EVALUATION METRICS FOR TRAINING
Accuracy: 1.000
Precision: 1.000
Recall: 1.000
F1: 1.000

EVALUATION METRICS FOR TESTING
Accuracy: 0.663
Precision: 0.440
Recall: 1.000
F1: 0.611


### Conclusion

After applying oversampling on the training data, the evaluation metrics are as follows:

#### Training Metrics (Perfect scores):

- **Accuracy (1.0)**: The model achieves perfect accuracy on the training set, classifying all emails (both spam and legitimate) correctly.
- **Precision (1.0)**: The precision is also perfect, meaning that every email classified as spam was indeed spam.
- **Recall (1.0)**: The model detects **100%** of the actual spam emails in the training data (no false negatives).
- **F1 Score(1.0)**:  The F1 score is a perfect **1.0**, reflecting the model's flawless performance on the training data.

#### Testing Metrics:

- **Accuracy (0.66)**: The accuracy on the test set is quite low (**66.3%**), showing that the model is struggling to generalize well to unseen data.
- **Precision (0.44)**: Precision has dropped significantly to **44%**, meaning that less than half of the emails classified as spam are actually spam.
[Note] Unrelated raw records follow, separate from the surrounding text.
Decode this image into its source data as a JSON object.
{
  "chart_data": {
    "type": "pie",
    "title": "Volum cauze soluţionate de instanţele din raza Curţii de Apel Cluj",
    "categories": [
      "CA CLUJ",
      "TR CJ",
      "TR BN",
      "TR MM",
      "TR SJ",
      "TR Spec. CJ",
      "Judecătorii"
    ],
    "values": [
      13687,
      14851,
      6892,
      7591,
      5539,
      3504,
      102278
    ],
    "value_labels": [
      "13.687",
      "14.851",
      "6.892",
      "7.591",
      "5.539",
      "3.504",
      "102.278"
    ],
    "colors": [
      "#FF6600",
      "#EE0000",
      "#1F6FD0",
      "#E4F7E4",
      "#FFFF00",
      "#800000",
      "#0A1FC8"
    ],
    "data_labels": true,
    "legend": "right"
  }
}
This suggests a high number of false positives (legitimate emails misclassified as spam).
- **Recall (1.0)**: Recall is perfect, meaning that the model identifies all actual spam emails in the test set. This implies that the model is very aggressive in classifying emails as spam, hence it catches every spam email but at the cost of many false positives.
- **F1 Score (0.61)**: The F1 score is **0.611**, which reflects the imbalance between precision and recall. Despite high recall, the low precision drags down the overall performance.
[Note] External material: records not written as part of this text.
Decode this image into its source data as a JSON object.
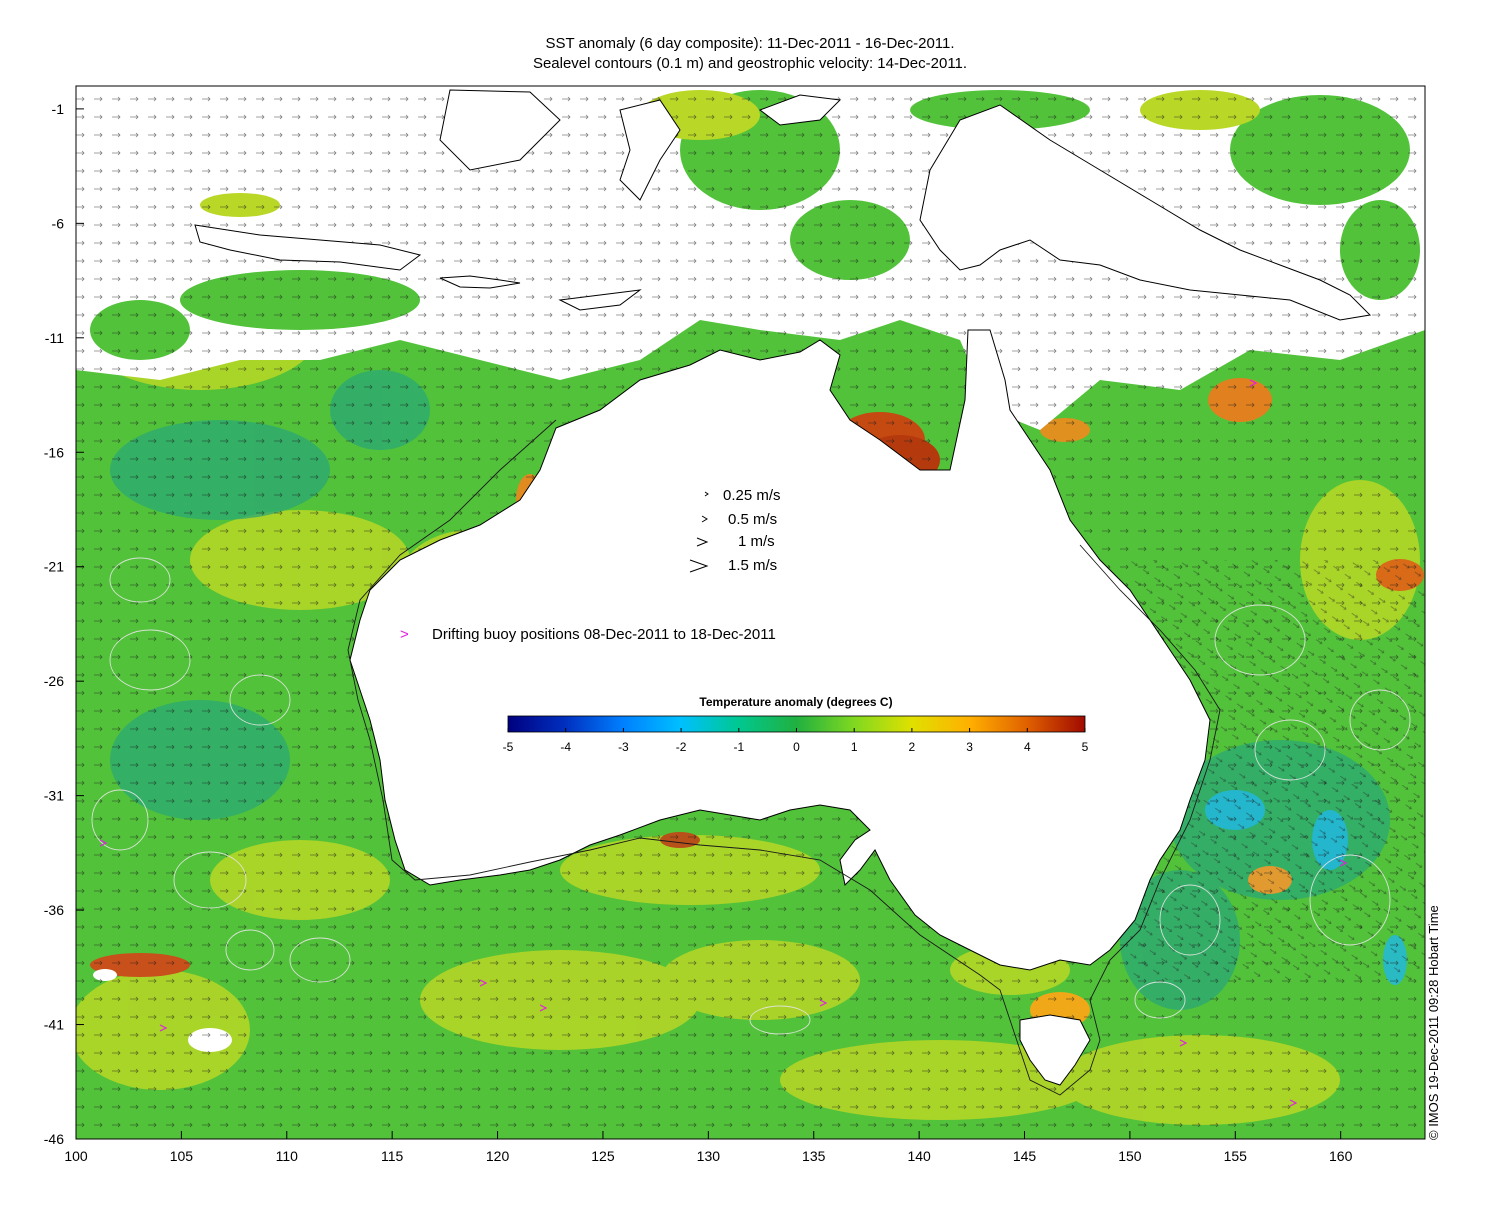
{
  "title": {
    "line1": "SST anomaly (6 day composite): 11-Dec-2011 - 16-Dec-2011.",
    "line2": "Sealevel contours (0.1 m) and geostrophic velocity: 14-Dec-2011."
  },
  "axes": {
    "x_ticks": [
      "100",
      "105",
      "110",
      "115",
      "120",
      "125",
      "130",
      "135",
      "140",
      "145",
      "150",
      "155",
      "160"
    ],
    "y_ticks": [
      "-1",
      "-6",
      "-11",
      "-16",
      "-21",
      "-26",
      "-31",
      "-36",
      "-41",
      "-46"
    ],
    "x_range": [
      100,
      164
    ],
    "y_range": [
      -46,
      0
    ]
  },
  "velocity_legend": [
    {
      "label": "0.25 m/s",
      "speed": 0.25
    },
    {
      "label": "0.5 m/s",
      "speed": 0.5
    },
    {
      "label": "1 m/s",
      "speed": 1
    },
    {
      "label": "1.5 m/s",
      "speed": 1.5
    }
  ],
  "buoy_legend": {
    "symbol": ">",
    "label": "Drifting buoy positions 08-Dec-2011 to 18-Dec-2011",
    "color": "#e020e0"
  },
  "colorbar": {
    "title": "Temperature anomaly (degrees C)",
    "ticks": [
      "-5",
      "-4",
      "-3",
      "-2",
      "-1",
      "0",
      "1",
      "2",
      "3",
      "4",
      "5"
    ],
    "range": [
      -5,
      5
    ],
    "colors": [
      "#000080",
      "#0030c0",
      "#0080ff",
      "#00c0ff",
      "#00d0a0",
      "#20b040",
      "#60d020",
      "#c0e000",
      "#ffd000",
      "#ff9000",
      "#e05000",
      "#a01000"
    ]
  },
  "copyright": "© IMOS 19-Dec-2011 09:28 Hobart Time",
  "colors": {
    "ocean_base": "#52c23a",
    "ocean_warm": "#b5d824",
    "ocean_cool": "#2fb07a",
    "hot": "#d8701a",
    "land": "#ffffff",
    "coast": "#000000",
    "contour": "#e8e8e8"
  }
}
#### Analysis of Performance:

- **Overfitting due to Oversampling:** The model achieves perfect scores on the oversampled training data, but this is a strong indication of overfitting. Oversampling replicates the minority class (spam emails) in the training set, which can make the model too sensitive to identifying spam, especially when paired with a KNN classifier. As a result, the model memorizes the training data and cannot generalize well to new, unseen data.
- **Evaluate Different Models:** KNN may not be the best model for this problem, especially given its tendency to memorize the data rather than generalize. Consider evaluating more advanced classifiers such as **Random Forest, XGBoost, or even SVM**. These models often perform better with imbalanced datasets and have built-in mechanisms to handle class imbalance.